Secara lebih luas Hermeneutika didefinesikan oleh Zygmunt Bauman
sebagai upaya menjelaskan dan menelusuri pesan dan pengertian dasar dari sebuah
ucapan atau tulisan yang tidak jelas, kabur remang-remang dan kontradiktif yang
menimbulkan kebingungan bagi pendengar atau pembaca.
Yang pada intinya dapat kita pahami bahwa hermeneutika adalah
disiplin yang relatif luas mengenai
teori penafsiran dari yang tidak tahu, kabur, gelap, bingung menjadi tahu,
terang, dan lebih jelas, . Ia mencakup metode penafsiran dan filsafat
penafsiran sekaligus.
B.
Sejarah
Perkembangannya
Sebenarnya Istilah hermenetika muncul secara definetif pertama kali
dalam karya J.C Dannhauer, Hermeneutica Sacra Sive Methodus Exponendarums
Sacrarum Litterarum yang terbit tahun 1654. Hanya saja, ini berbeda dengan
dengan pengertian dan lingkup studi kontemporer mengenai hermeneutika, buku
tersebut ternyata hanya terbatas pada pembicaraan tentang metode menafsirkan
teks-teks Bibel (Palmer 1969:34). Baru pada Schleiermacher dan terutama oleh
Wilhelm Dilthey, hermeneutika sebagai metode penafsiran direfleksikan secara
filosofis. Oleh Schleiermacher, hermeneutika dimaksudkan sebagai usaha untuk
mengangkat filologi dan segala disiplin penafsiran lainnya kepada level
Kunstlehre, yakni kumpulan metode yang tidak terbatas pada kegiatan
penafsiran yang parsial dengan membawa disiplin ini kepada perumusan
prinsip-prinsip penafsiran yang lebih bersifat umum (Ricoerur 1982 : 45).
Kemudian, Dilthey mengembangkan disiplin hermeneutika secara lebih dalam dengan
menjadikannya sebagai fondasi metodologis bagi ilmu-ilmu kemanusian.
Tetepi kemudian dalam perkembangannya, pasca Dilthey, hermeneutika
mengalami pergeseran dari fungsinya sebagai metode pemahaman dan pencari
kebenaran yang mempresentasikan cara kerja epestimologi kepada kecendrungan
baru sebagai sebuah filsafat dengan titik penekanan pada aspek ontologis dalam
pemahaman. Hal ini membuat bahwa hermeneutika tidak semata-mata berkaitan
dengan metode yang selama ini menentukan benar-salahnya sebuah penafsiran.
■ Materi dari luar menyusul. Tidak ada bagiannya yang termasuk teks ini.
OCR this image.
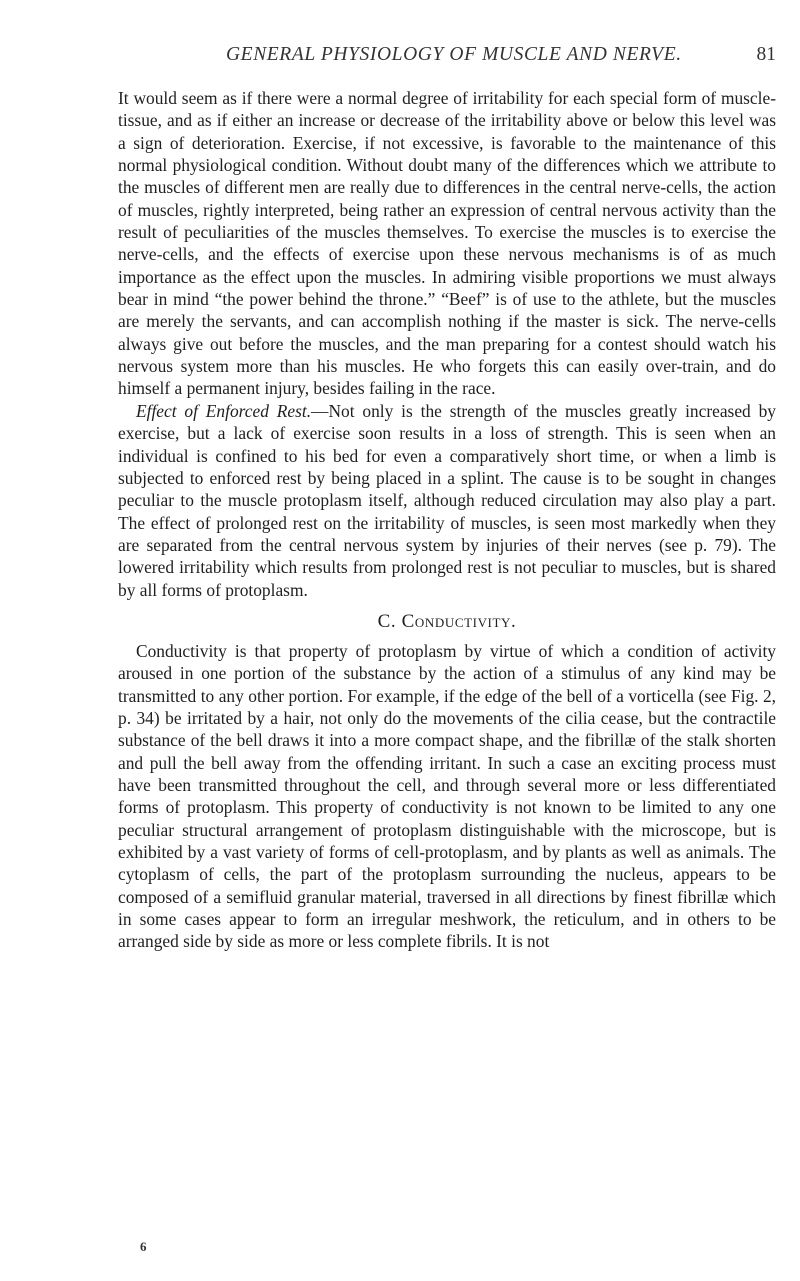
GENERAL PHYSIOLOGY OF MUSCLE AND NERVE.	81

It would seem as if there were a normal degree of irritability for each special form of muscle-tissue, and as if either an increase or decrease of the irritability above or below this level was a sign of deterioration. Exercise, if not excessive, is favorable to the maintenance of this normal physiological condition. Without doubt many of the differences which we attribute to the muscles of different men are really due to differences in the central nerve-cells, the action of muscles, rightly interpreted, being rather an expression of central nervous activity than the result of peculiarities of the muscles themselves. To exercise the muscles is to exercise the nerve-cells, and the effects of exercise upon these nervous mechanisms is of as much importance as the effect upon the muscles. In admiring visible proportions we must always bear in mind “the power behind the throne.” “Beef” is of use to the athlete, but the muscles are merely the servants, and can accomplish nothing if the master is sick. The nerve-cells always give out before the muscles, and the man preparing for a contest should watch his nervous system more than his muscles. He who forgets this can easily over-train, and do himself a permanent injury, besides failing in the race.

Effect of Enforced Rest.—Not only is the strength of the muscles greatly increased by exercise, but a lack of exercise soon results in a loss of strength. This is seen when an individual is confined to his bed for even a comparatively short time, or when a limb is subjected to enforced rest by being placed in a splint. The cause is to be sought in changes peculiar to the muscle protoplasm itself, although reduced circulation may also play a part. The effect of prolonged rest on the irritability of muscles, is seen most markedly when they are separated from the central nervous system by injuries of their nerves (see p. 79). The lowered irritability which results from prolonged rest is not peculiar to muscles, but is shared by all forms of protoplasm.

C. Conductivity.

Conductivity is that property of protoplasm by virtue of which a condition of activity aroused in one portion of the substance by the action of a stimulus of any kind may be transmitted to any other portion. For example, if the edge of the bell of a vorticella (see Fig. 2, p. 34) be irritated by a hair, not only do the movements of the cilia cease, but the contractile substance of the bell draws it into a more compact shape, and the fibrillæ of the stalk shorten and pull the bell away from the offending irritant. In such a case an exciting process must have been transmitted throughout the cell, and through several more or less differentiated forms of protoplasm. This property of conductivity is not known to be limited to any one peculiar structural arrangement of protoplasm distinguishable with the microscope, but is exhibited by a vast variety of forms of cell-protoplasm, and by plants as well as animals. The cytoplasm of cells, the part of the protoplasm surrounding the nucleus, appears to be composed of a semifluid granular material, traversed in all directions by finest fibrillæ which in some cases appear to form an irregular meshwork, the reticulum, and in others to be arranged side by side as more or less complete fibrils. It is not

6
Tapi, hermeneutika justru harus merefleksikan apa-apa yang berada di balik
berbagai metode dan keterbatasan setiap klaim kebenaran pemahamn manusia.
Akan tetapi pergeseran mutakhir ke arah ontologi tersebut ternyata
hanya bersifat sementara, sebagaimana dicatat oleh Ellman Crasnow, sebab
hermeneutika kontemporer kemudian berkembang lagi menjadi disiplin yang mencakup
segala teori tentang interpretasi. Yang berarti jika yang pertamamengarahkan
penyelidikan pada pengujian kan kemungkinan diperolehnya “makna” objektif” (meaning)
yang dibedakan dengan “artinya” (significance) bagi kita sekarang, maka yang
terakhir ini berusaha merumuskan pedoman interpretasi atau yang disebut “the
canon of the outonomy of the object” untuk membimbing penafsiran agar tidak
terjatuh pada supremasi subjektifitas penafsir.